3.2 Metabolic and Pharmacokinetic Factors

• Diabetes: An impaired autonomic response can mask early signs of toxicity. In CCB overdose, baseline insulin resistance is exacerbated.
• Renal Impairment: Clearance of hydrophilic β-blockers (e.g., atenolol, nadolol) is significantly prolonged, leading to a longer duration of toxicity.
• Hypoalbuminemia: Increases the free, active fraction of highly protein-bound drugs like verapamil and TCAs, leading to greater effect at a given total drug level.

4. Social Determinants of Health (SDOH)

Socioeconomic factors, medication access, and health literacy are critical, often overlooked, contributors to both the risk of overdose and the severity of outcomes.

4.1 Medication Access and Literacy

High co-pays or lack of insurance can lead to inconsistent medication use, creating a risk for iatrogenic overdose when a patient takes a “catch-up” dose. Limited health literacy can delay recognition of early signs of toxicity, causing patients to present later in their clinical course when they are more critically ill.

4.2 Socioeconomic Factors and Mitigation

Housing instability and lack of social support are well-established risk factors for nonadherence and intentional self-harm. Proactive mitigation strategies are crucial for prevention:

• Pharmacy-Led Outreach: Pharmacists can play a key role in medication reconciliation, adherence counseling, and identifying patients struggling with cost.
• Community Health Workers: Engaging community health workers can bridge gaps in care for vulnerable populations, reinforcing education and ensuring early detection of problems.
• Universal Screening: There is an ongoing debate about universal vs. targeted screening for SDOH-related risks in clinical settings. Proponents of universal screening argue it reduces stigma and captures at-risk individuals who might otherwise be missed.

5. Key Concepts and Clinical Decision Points

Effective management requires integrating epidemiologic risk factors with pathophysiologic principles to guide initial triage and intervention.

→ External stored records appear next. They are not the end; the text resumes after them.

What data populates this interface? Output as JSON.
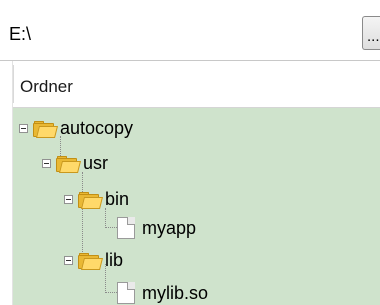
{
  "path": {
    "value": "E:\\",
    "browse_label": "..."
  },
  "tree": {
    "column_header": "Ordner",
    "nodes": [
      {
        "label": "autocopy",
        "type": "folder",
        "icon": "folder-icon",
        "expanded": true,
        "depth": 0
      },
      {
        "label": "usr",
        "type": "folder",
        "icon": "folder-icon",
        "expanded": true,
        "depth": 1
      },
      {
        "label": "bin",
        "type": "folder",
        "icon": "folder-icon",
        "expanded": true,
        "depth": 2
      },
      {
        "label": "myapp",
        "type": "file",
        "icon": "file-icon",
        "depth": 3
      },
      {
        "label": "lib",
        "type": "folder",
        "icon": "folder-icon",
        "expanded": true,
        "depth": 2
      },
      {
        "label": "mylib.so",
        "type": "file",
        "icon": "file-icon",
        "depth": 3
      }
    ]
  },
  "colors": {
    "selection_background": "#cfe3cc",
    "folder": "#e9b834"
  }
}
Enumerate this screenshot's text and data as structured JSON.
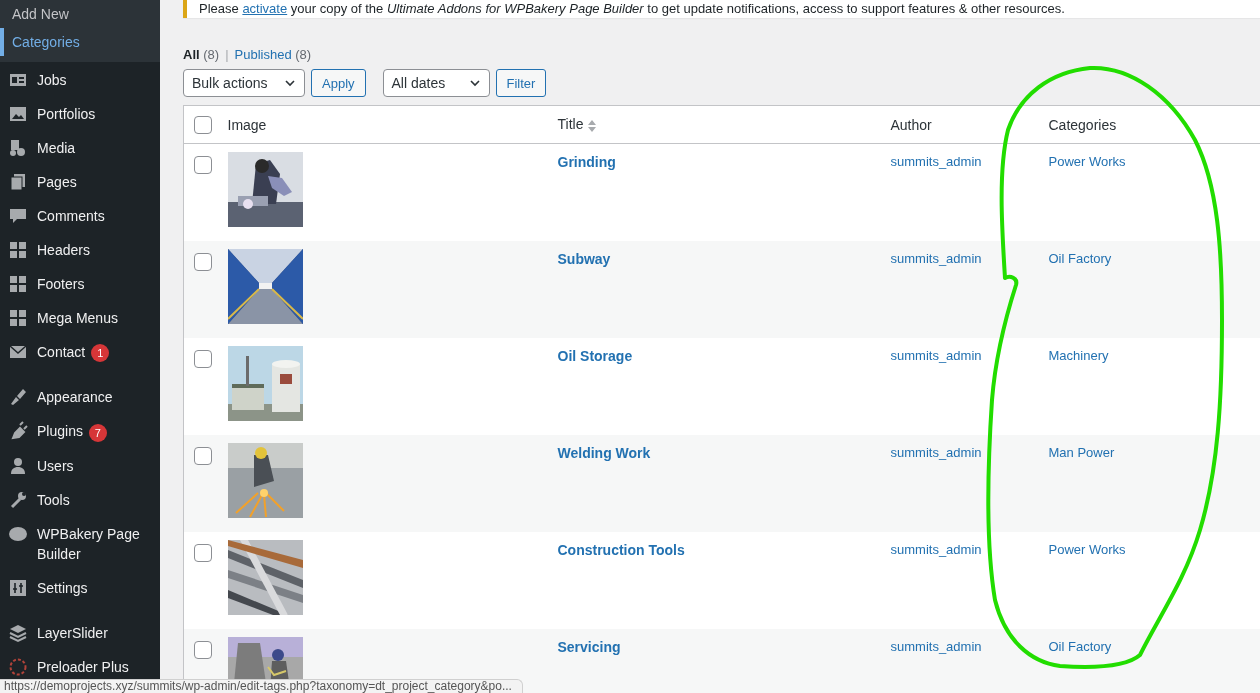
{
  "sidebar": {
    "submenu": [
      {
        "label": "Add New",
        "selected": false
      },
      {
        "label": "Categories",
        "selected": true
      }
    ],
    "menu_groups": [
      [
        {
          "label": "Jobs"
        },
        {
          "label": "Portfolios"
        },
        {
          "label": "Media"
        },
        {
          "label": "Pages"
        },
        {
          "label": "Comments"
        },
        {
          "label": "Headers"
        },
        {
          "label": "Footers"
        },
        {
          "label": "Mega Menus"
        },
        {
          "label": "Contact",
          "badge": "1"
        }
      ],
      [
        {
          "label": "Appearance"
        },
        {
          "label": "Plugins",
          "badge": "7"
        },
        {
          "label": "Users"
        },
        {
          "label": "Tools"
        },
        {
          "label": "WPBakery Page Builder"
        },
        {
          "label": "Settings"
        }
      ],
      [
        {
          "label": "LayerSlider"
        },
        {
          "label": "Preloader Plus"
        }
      ]
    ]
  },
  "notice": {
    "before": "Please ",
    "link": "activate",
    "after": " your copy of the *Ultimate Addons for WPBakery Page Builder* to get update notifications, access to support features & other resources."
  },
  "views_separator": "|",
  "views": [
    {
      "label": "All",
      "count": "(8)",
      "selected": true
    },
    {
      "label": "Published",
      "count": "(8)",
      "selected": false
    }
  ],
  "filters": {
    "bulk_select": "Bulk actions",
    "apply": "Apply",
    "date_select": "All dates",
    "filter": "Filter"
  },
  "table": {
    "select_all": {
      "checked": false
    },
    "columns": [
      "Image",
      "Title",
      "Author",
      "Categories"
    ],
    "rows": [
      {
        "checked": false,
        "title": "Grinding",
        "author": "summits_admin",
        "category": "Power Works"
      },
      {
        "checked": false,
        "title": "Subway",
        "author": "summits_admin",
        "category": "Oil Factory"
      },
      {
        "checked": false,
        "title": "Oil Storage",
        "author": "summits_admin",
        "category": "Machinery"
      },
      {
        "checked": false,
        "title": "Welding Work",
        "author": "summits_admin",
        "category": "Man Power"
      },
      {
        "checked": false,
        "title": "Construction Tools",
        "author": "summits_admin",
        "category": "Power Works"
      },
      {
        "checked": false,
        "title": "Servicing",
        "author": "summits_admin",
        "category": "Oil Factory"
      }
    ]
  },
  "status_url": "https://demoprojects.xyz/summits/wp-admin/edit-tags.php?taxonomy=dt_project_category&po..."
}
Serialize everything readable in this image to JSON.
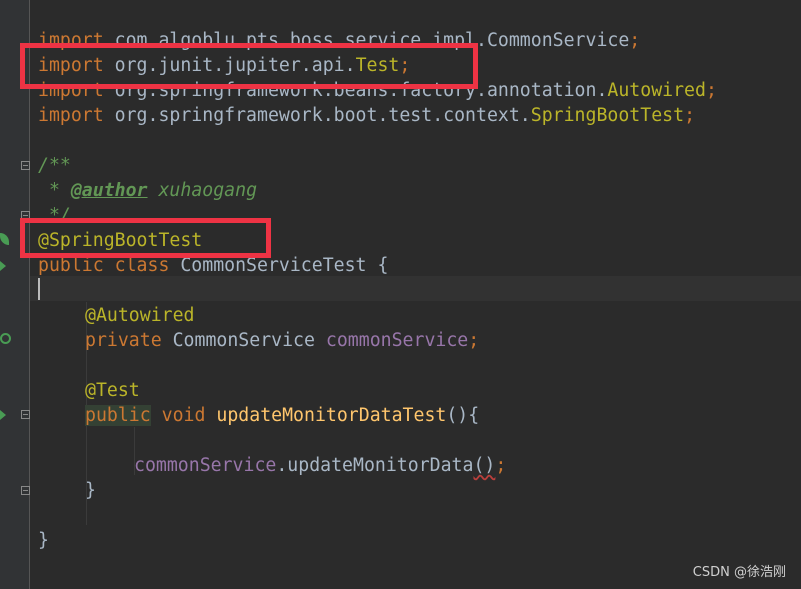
{
  "editor": {
    "lines": {
      "l0": {
        "kw": "import",
        "rest": " com.algoblu.pts.boss.service.impl.CommonService",
        "semi": ";"
      },
      "l1": {
        "kw": "import",
        "rest": " org.junit.jupiter.api.",
        "cls": "Test",
        "semi": ";"
      },
      "l2": {
        "kw": "import",
        "rest": " org.springframework.beans.factory.annotation.",
        "cls": "Autowired",
        "semi": ";"
      },
      "l3": {
        "kw": "import",
        "rest": " org.springframework.boot.test.context.",
        "cls": "SpringBootTest",
        "semi": ";"
      },
      "l5": "/**",
      "l6a": " * ",
      "l6tag": "@author",
      "l6b": " xuhaogang",
      "l7": " */",
      "l8": "@SpringBootTest",
      "l9": {
        "kw": "public class",
        "rest": " CommonServiceTest {"
      },
      "l11": "@Autowired",
      "l12": {
        "kw": "private",
        "type": " CommonService ",
        "field": "commonService",
        "semi": ";"
      },
      "l14": "@Test",
      "l15": {
        "kw1": "public",
        "kw2": " void ",
        "fn": "updateMonitorDataTest",
        "rest": "(){"
      },
      "l17": {
        "field": "commonService",
        "call": ".updateMonitorData",
        "paren": "()",
        "semi": ";"
      },
      "l18": "}",
      "l20": "}"
    }
  },
  "watermark": "CSDN @徐浩刚",
  "colors": {
    "background": "#2b2b2b",
    "keyword": "#cc7832",
    "annotation": "#bbb529",
    "field": "#9876aa",
    "method": "#ffc66d",
    "comment": "#629755",
    "highlight_box": "#ee3344"
  }
}
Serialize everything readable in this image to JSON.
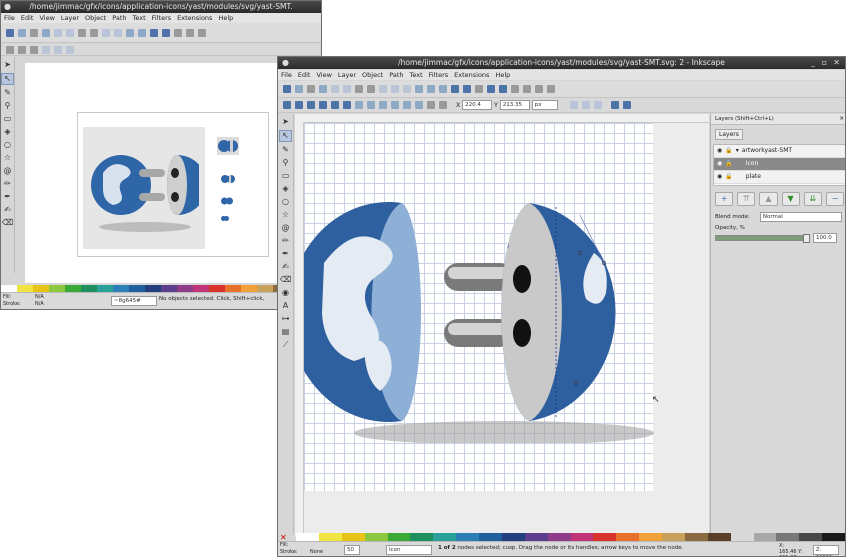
{
  "window_back": {
    "title": "/home/jimmac/gfx/icons/application-icons/yast/modules/svg/yast-SMT.",
    "menu": [
      "File",
      "Edit",
      "View",
      "Layer",
      "Object",
      "Path",
      "Text",
      "Filters",
      "Extensions",
      "Help"
    ],
    "status": {
      "fill_label": "Fill:",
      "fill_value": "N/A",
      "stroke_label": "Stroke:",
      "stroke_value": "N/A",
      "layer": "~8g645#",
      "message": "No objects selected. Click, Shift+click,"
    }
  },
  "window_front": {
    "title": "/home/jimmac/gfx/icons/application-icons/yast/modules/svg/yast-SMT.svg: 2 - Inkscape",
    "menu": [
      "File",
      "Edit",
      "View",
      "Layer",
      "Object",
      "Path",
      "Text",
      "Filters",
      "Extensions",
      "Help"
    ],
    "toolbar": {
      "x_value": "220.4",
      "y_value": "213.35",
      "unit": "px"
    },
    "status": {
      "fill_label": "Fill:",
      "stroke_label": "Stroke:",
      "stroke_value": "None",
      "opacity_value": "50",
      "layer": "Icon",
      "message_bold": "1 of 2",
      "message": " nodes selected; cusp. Drag the node or its handles; arrow keys to move the node.",
      "coords": "X: 165.46  Y: 231.38",
      "zoom": "Z: 1000%"
    }
  },
  "layers_panel": {
    "tab": "Layers (Shift+Ctrl+L)",
    "title": "Layers",
    "layers": [
      {
        "name": "artworkyast-SMT"
      },
      {
        "name": "Icon"
      },
      {
        "name": "plate"
      }
    ],
    "blend_label": "Blend mode:",
    "blend_value": "Normal",
    "opacity_label": "Opacity, %",
    "opacity_value": "100.0"
  },
  "palette_colors": [
    "#ffffff",
    "#f0e442",
    "#e8c419",
    "#8dc63f",
    "#3aa935",
    "#1e8f5e",
    "#2aa198",
    "#2d7fb8",
    "#1f5fa0",
    "#243d7e",
    "#5b3f8d",
    "#8e3b88",
    "#c0357a",
    "#d9342b",
    "#e8722d",
    "#f2a13b",
    "#c8a15a",
    "#8c6a3f",
    "#5a3f2b",
    "#d8d8d8",
    "#a8a8a8",
    "#787878",
    "#484848",
    "#1a1a1a"
  ],
  "accent_color": "#3a6ea8"
}
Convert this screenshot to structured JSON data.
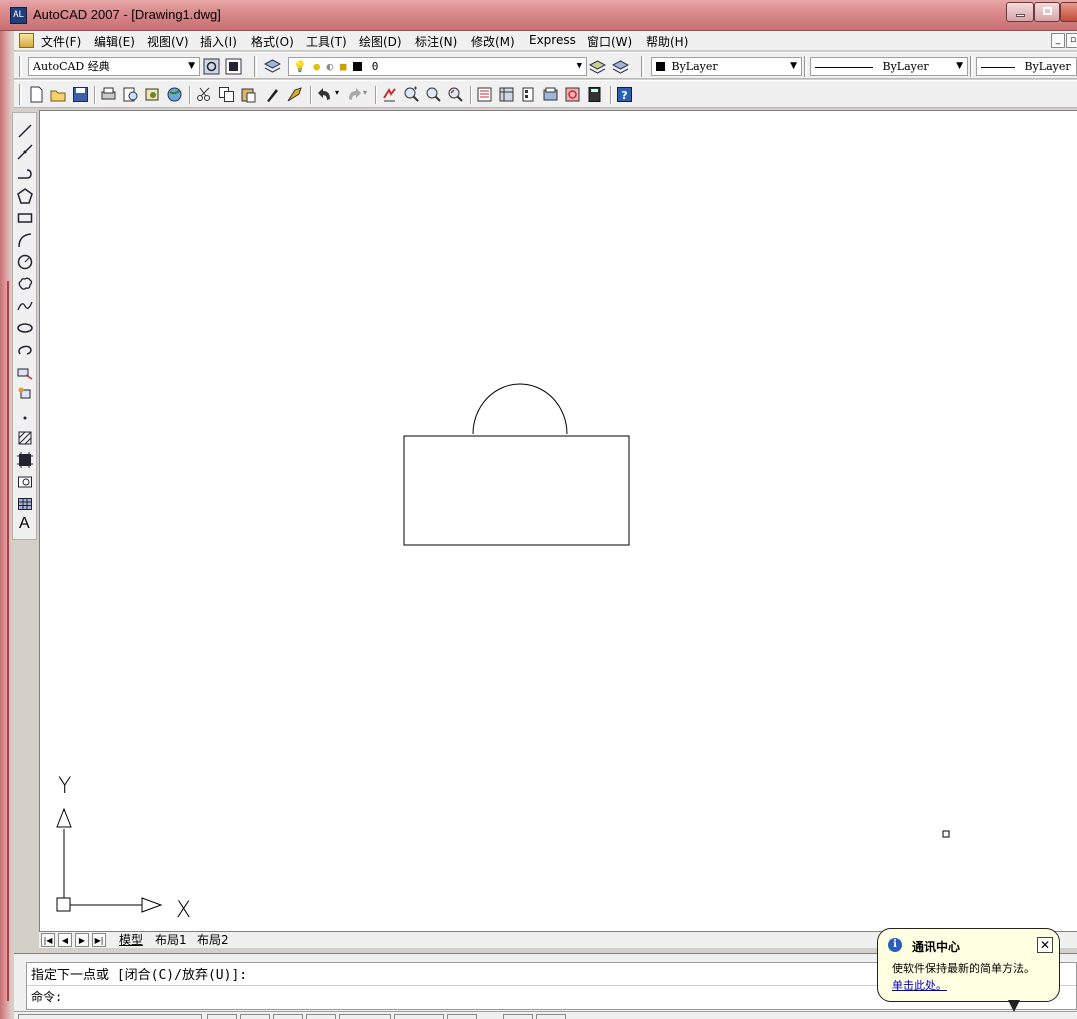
{
  "window": {
    "title": "AutoCAD 2007 - [Drawing1.dwg]",
    "app_icon_text": "AL"
  },
  "menu": {
    "items": [
      "文件(F)",
      "编辑(E)",
      "视图(V)",
      "插入(I)",
      "格式(O)",
      "工具(T)",
      "绘图(D)",
      "标注(N)",
      "修改(M)",
      "Express",
      "窗口(W)",
      "帮助(H)"
    ]
  },
  "toolbar1": {
    "workspace": "AutoCAD 经典",
    "layer": "0",
    "color": "ByLayer",
    "linetype": "ByLayer",
    "lineweight": "ByLayer"
  },
  "left_toolbar": {
    "text_tool_label": "A"
  },
  "canvas": {
    "ucs_y_label": "Y",
    "ucs_x_label": "X"
  },
  "layout_tabs": {
    "tabs": [
      "模型",
      "布局1",
      "布局2"
    ],
    "active": "模型"
  },
  "command": {
    "history_line": "指定下一点或 [闭合(C)/放弃(U)]:",
    "prompt": "命令:"
  },
  "notification": {
    "title": "通讯中心",
    "message": "使软件保持最新的简单方法。",
    "link": "单击此处。"
  },
  "icons": [
    "new-icon",
    "open-icon",
    "save-icon",
    "print-icon",
    "preview-icon",
    "publish-icon",
    "cut-icon",
    "copy-icon",
    "paste-icon",
    "matchprop-icon",
    "undo-icon",
    "redo-icon",
    "pan-icon",
    "zoom-icon",
    "properties-icon",
    "calculator-icon",
    "help-icon"
  ]
}
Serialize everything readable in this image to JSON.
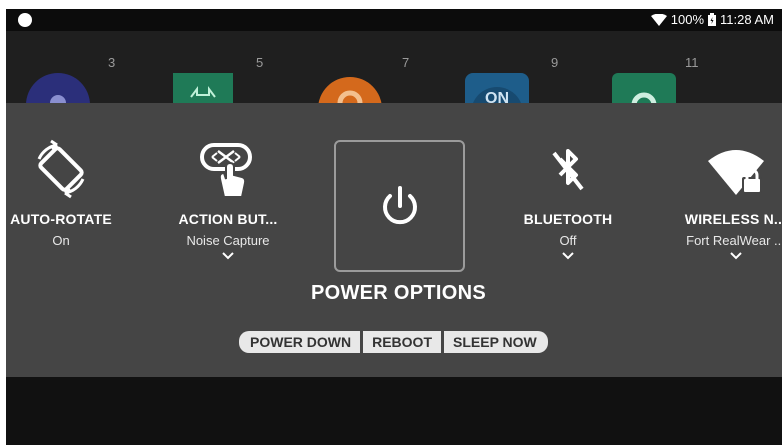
{
  "status_bar": {
    "battery": "100%",
    "time": "11:28 AM",
    "icons": [
      "notification-dot-icon",
      "wifi-icon",
      "battery-icon"
    ]
  },
  "background_apps": [
    {
      "number": "3",
      "icon": "app-circle-icon",
      "color": "#2b2f7a"
    },
    {
      "number": "5",
      "icon": "app-green-icon",
      "color": "#1f7a57"
    },
    {
      "number": "7",
      "icon": "gear-icon",
      "color": "#d4691c"
    },
    {
      "number": "9",
      "icon": "on-badge-icon",
      "color": "#1e5d8a"
    },
    {
      "number": "11",
      "icon": "settings-gear-icon",
      "color": "#1f7a57"
    }
  ],
  "tiles": [
    {
      "title": "AUTO-ROTATE",
      "subtitle": "On",
      "icon": "rotate-icon"
    },
    {
      "title": "ACTION BUT...",
      "subtitle": "Noise Capture",
      "icon": "action-button-icon"
    },
    {
      "title": "BLUETOOTH",
      "subtitle": "Off",
      "icon": "bluetooth-off-icon"
    },
    {
      "title": "WIRELESS N...",
      "subtitle": "Fort RealWear ...",
      "icon": "wifi-lock-icon"
    }
  ],
  "power": {
    "title": "POWER OPTIONS",
    "buttons": [
      "POWER DOWN",
      "REBOOT",
      "SLEEP NOW"
    ]
  },
  "colors": {
    "panel": "#454545",
    "background": "#111111",
    "button_bg": "#e8e8e8",
    "button_text": "#333333"
  }
}
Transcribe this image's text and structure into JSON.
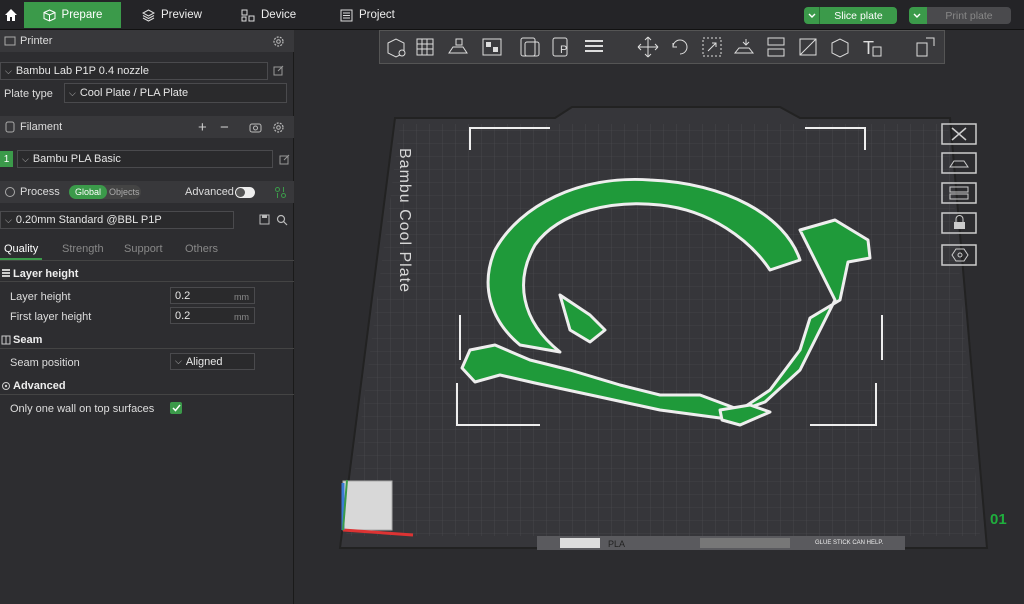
{
  "tabs": [
    {
      "label": "Prepare",
      "icon": "cube-icon"
    },
    {
      "label": "Preview",
      "icon": "layers-icon"
    },
    {
      "label": "Device",
      "icon": "device-icon"
    },
    {
      "label": "Project",
      "icon": "project-icon"
    }
  ],
  "actions": {
    "slice_label": "Slice plate",
    "print_label": "Print plate"
  },
  "printer": {
    "section_title": "Printer",
    "name": "Bambu Lab P1P 0.4 nozzle",
    "plate_type_label": "Plate type",
    "plate_type_value": "Cool Plate / PLA Plate"
  },
  "filament": {
    "section_title": "Filament",
    "slot_number": "1",
    "name": "Bambu PLA Basic"
  },
  "process": {
    "section_title": "Process",
    "toggle_global": "Global",
    "toggle_objects": "Objects",
    "advanced_label": "Advanced",
    "preset": "0.20mm Standard @BBL P1P",
    "tabs": [
      "Quality",
      "Strength",
      "Support",
      "Others"
    ]
  },
  "settings": {
    "layer_height_title": "Layer height",
    "layer_height_label": "Layer height",
    "layer_height_value": "0.2",
    "first_layer_label": "First layer height",
    "first_layer_value": "0.2",
    "unit": "mm",
    "seam_title": "Seam",
    "seam_position_label": "Seam position",
    "seam_position_value": "Aligned",
    "advanced_title": "Advanced",
    "one_wall_label": "Only one wall on top surfaces",
    "one_wall_checked": true
  },
  "plate": {
    "brand_text": "Bambu Cool Plate",
    "material": "PLA",
    "plate_number": "01",
    "glue_text": "GLUE STICK CAN HELP."
  },
  "colors": {
    "accent": "#3b9a4a",
    "model": "#1f9a3a"
  }
}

5.1 Integrating Epidemiology into Risk Assessment

• Combine agent class, estimated dose, intent (intentional vs. unintentional), patient age, and comorbidities to create a comprehensive risk profile.
• Rule of Thumb: Any intentional CCB ingestion warrants early consideration for ICU admission due to the high risk of delayed, profound, and difficult-to-treat shock.

5.2 Applying Pathophysiology to Initial Interventions

• QRS Widening Present? → Administer sodium bicarbonate immediately.
• Bradycardia from a β-Blocker? → Provide glucagon and prepare for pacing.
• Shock from a CCB? → Give IV calcium and start high-dose insulin euglycemia therapy (HIET).
• Persistent Hypotension Despite First-Line Therapy? → Escalate to vasopressors and consider lipid emulsion therapy for refractory cases, especially with lipophilic agents.